Indicate that 10% reduction in Churn can last $ 2M for annual income.
// Error # 4: Indicates models only, not the flow of work
Many projects are learned as a sequence of Jsyterer booklets: Import libraries, then renovations, then relevant models – Here is accurate models – Here is accurate models – Here is accuracy. Is not perfect and boring. The missing is how you treat various project categories and why you make certain decisions.
Fix: Make it to have last projects. Show all sections, from data collection to carrying out all. Describe why important decisions, eg, why you have chosen one model over another, or why the developer is a specific feature. Use similar tools Support, Kickor Power bi Dashboard for others will use. All of this will make your projects look like solving problems (eg. Arch Desai portfolio), not Code Walkthrough (eg This).
// Error # 5: End of model, not the action
Data scientists often end in technical level, eg, illustrates the accurate points. Okay, but what do you do about it? You have to remember what things are useful use of the model. The technical feature of the model is just one part of that, other business or social impact.
Fix: Complete the project with recommendation to what you did. For example, “This model suggests that he examines the test in restaurants that work for a huge dangerous cuisines.”
Obvious The project example: Medical prediction of the city power to reduce costs
In this section, I will create a project to postpone the Walkthrough to show how the framework can be used in operation.
BACKGROUND: The background I have chosen for power and sustainability. Staying in a large city has made me realize how the cities are suspected of electricity high during the high hour. More accurate predictions can help the apps estimate grid, reduce costs, cutting out.
Data: The main source can be US Energy Information Administration (EIA). In addition, I was able to use NOAA Weather API (eg.
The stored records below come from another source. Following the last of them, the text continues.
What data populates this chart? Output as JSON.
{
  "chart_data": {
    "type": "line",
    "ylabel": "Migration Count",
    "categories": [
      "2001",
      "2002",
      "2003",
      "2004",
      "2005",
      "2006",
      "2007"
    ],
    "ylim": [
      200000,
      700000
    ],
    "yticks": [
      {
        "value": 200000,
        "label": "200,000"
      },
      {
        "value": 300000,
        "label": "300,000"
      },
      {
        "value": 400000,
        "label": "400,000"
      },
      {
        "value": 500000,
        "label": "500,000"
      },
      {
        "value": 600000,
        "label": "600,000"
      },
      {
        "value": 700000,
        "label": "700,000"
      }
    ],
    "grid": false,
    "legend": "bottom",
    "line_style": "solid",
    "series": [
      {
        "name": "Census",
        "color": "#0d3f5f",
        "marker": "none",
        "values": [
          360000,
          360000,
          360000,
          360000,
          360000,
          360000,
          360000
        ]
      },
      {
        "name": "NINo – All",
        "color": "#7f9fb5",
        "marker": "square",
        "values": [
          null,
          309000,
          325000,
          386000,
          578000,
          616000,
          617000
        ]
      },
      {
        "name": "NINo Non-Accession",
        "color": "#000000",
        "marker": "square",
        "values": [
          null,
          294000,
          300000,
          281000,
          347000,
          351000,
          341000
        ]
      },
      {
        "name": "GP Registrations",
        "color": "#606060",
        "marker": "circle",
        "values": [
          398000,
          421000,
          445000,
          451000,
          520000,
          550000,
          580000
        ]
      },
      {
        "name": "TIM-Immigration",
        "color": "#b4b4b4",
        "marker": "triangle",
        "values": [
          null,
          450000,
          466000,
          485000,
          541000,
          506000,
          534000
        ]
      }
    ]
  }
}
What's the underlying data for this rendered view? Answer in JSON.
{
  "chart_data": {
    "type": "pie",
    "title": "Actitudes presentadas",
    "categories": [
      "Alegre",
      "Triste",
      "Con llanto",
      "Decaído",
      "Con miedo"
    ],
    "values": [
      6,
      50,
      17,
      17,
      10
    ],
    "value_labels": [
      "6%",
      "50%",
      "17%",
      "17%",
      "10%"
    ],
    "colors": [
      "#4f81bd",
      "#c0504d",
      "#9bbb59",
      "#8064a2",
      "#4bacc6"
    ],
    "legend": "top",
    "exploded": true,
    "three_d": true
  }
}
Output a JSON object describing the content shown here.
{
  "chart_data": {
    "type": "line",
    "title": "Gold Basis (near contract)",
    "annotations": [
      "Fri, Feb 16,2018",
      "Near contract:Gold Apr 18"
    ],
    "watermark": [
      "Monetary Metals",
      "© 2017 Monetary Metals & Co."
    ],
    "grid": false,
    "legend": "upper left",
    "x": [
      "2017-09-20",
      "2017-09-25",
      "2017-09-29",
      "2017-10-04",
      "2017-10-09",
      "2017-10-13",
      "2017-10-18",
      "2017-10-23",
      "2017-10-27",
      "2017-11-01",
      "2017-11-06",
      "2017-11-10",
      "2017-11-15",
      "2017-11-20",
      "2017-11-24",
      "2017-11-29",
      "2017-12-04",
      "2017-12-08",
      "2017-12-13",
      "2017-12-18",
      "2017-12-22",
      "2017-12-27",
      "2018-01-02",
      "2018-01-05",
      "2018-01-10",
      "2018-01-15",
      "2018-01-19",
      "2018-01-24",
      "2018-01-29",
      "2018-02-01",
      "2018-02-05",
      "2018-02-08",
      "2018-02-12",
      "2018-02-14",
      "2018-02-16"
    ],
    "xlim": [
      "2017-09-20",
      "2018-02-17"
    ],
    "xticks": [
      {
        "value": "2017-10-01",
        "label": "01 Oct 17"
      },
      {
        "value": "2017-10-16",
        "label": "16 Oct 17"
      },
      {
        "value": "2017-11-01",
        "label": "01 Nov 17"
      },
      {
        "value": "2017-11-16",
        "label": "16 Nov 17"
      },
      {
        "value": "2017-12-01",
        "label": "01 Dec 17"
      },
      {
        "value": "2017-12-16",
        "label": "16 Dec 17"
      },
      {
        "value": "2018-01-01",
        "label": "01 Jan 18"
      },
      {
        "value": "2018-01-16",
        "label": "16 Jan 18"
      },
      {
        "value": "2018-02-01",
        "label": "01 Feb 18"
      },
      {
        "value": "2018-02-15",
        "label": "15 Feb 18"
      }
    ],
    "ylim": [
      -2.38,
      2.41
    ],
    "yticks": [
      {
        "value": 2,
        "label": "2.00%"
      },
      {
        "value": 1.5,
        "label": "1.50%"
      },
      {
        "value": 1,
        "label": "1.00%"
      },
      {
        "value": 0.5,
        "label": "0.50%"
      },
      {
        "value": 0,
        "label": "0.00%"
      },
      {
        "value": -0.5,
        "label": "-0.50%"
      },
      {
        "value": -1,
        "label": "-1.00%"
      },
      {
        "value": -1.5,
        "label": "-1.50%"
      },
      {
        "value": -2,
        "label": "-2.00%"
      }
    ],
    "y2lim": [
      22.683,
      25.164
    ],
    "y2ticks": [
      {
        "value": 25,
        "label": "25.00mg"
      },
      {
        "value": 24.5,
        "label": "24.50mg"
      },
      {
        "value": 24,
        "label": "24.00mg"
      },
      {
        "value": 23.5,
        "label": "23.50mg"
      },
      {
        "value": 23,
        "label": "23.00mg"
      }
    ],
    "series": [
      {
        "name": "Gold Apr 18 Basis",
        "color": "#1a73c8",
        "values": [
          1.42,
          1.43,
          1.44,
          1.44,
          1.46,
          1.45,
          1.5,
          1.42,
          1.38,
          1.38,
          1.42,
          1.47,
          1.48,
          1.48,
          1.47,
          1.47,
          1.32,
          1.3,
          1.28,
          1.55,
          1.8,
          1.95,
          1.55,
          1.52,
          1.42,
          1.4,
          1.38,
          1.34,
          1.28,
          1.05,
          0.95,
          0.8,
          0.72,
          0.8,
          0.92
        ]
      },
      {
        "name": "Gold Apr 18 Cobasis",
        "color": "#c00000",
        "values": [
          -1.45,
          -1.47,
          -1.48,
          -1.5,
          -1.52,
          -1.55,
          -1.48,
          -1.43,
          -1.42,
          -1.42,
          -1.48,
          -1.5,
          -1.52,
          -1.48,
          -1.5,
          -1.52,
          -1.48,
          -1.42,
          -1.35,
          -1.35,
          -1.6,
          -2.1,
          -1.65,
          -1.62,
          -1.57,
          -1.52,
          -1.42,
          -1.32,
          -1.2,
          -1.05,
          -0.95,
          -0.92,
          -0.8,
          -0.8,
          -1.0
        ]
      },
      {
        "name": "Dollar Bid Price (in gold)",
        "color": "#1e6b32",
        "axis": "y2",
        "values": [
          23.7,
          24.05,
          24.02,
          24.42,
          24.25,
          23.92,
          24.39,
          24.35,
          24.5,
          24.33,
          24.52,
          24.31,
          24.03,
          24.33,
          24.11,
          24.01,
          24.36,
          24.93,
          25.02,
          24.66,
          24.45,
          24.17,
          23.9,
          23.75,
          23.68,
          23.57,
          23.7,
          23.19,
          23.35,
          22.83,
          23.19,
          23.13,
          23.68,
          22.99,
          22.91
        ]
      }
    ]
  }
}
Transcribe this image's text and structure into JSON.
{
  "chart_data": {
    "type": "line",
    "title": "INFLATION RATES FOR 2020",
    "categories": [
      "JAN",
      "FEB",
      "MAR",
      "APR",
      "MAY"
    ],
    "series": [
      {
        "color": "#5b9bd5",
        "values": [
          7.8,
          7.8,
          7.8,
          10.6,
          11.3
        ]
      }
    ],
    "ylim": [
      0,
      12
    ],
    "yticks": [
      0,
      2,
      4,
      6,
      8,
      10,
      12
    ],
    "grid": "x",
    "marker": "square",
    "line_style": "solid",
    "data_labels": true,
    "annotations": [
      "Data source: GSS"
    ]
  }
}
The problem is: instead of incorporating the problem as “predicting electricity of electricity over time.” Thus, I change the problem of technology for the billing and the cost savings.
Building the end-End: The project will include these sections.
- Data cleaning: Manage lost hours, edit timestamp, change climate variables.
- Engineer feature:
- LAG Features: Duration in the Horek / Days
- Heaven Features: Heat Level, moisture
- Calendar features: The day of the week, holiday flag, big events
- Modeling:
- Delivery: For example, I was able to create a 24-hour dashboard for real-year forecast and imitate “the” conditions, the need for industrial responsibilities.
Action: We will not stop “the prediction of the lower rmse”. Instead, let us give a business recommendation and society, eg, “if the City has encouraged large businesses to leave 5% of the highest (predicted $ 3.5m annually at the Grid Case.
Obvious Bonus: Resources
Like a bonus, here are some suggestions on how platforms you can use for practice and where to get data.
// Platform platforms
// Open data sources
// The original-time Apis
Obvious Store
You probably realized that there were no mistakes mentioned by technology. That is not dangerous; The biggest mistake is to forget that portfolio shows how you solve problems.
Focus on two factors – display and solving problems – and your portfolio will eventually start to look like the evidence that you can do the work.
Nate Rosid He is a data scientist and product plan. He is a person who is an educated educator, and the Founder of Stratascratch, a stage that helps data scientists prepare their conversations with the highest discussion of the chat. Nate writes the latest stylies in the work market, offers chat advice, sharing data science projects, and covered everything SQL.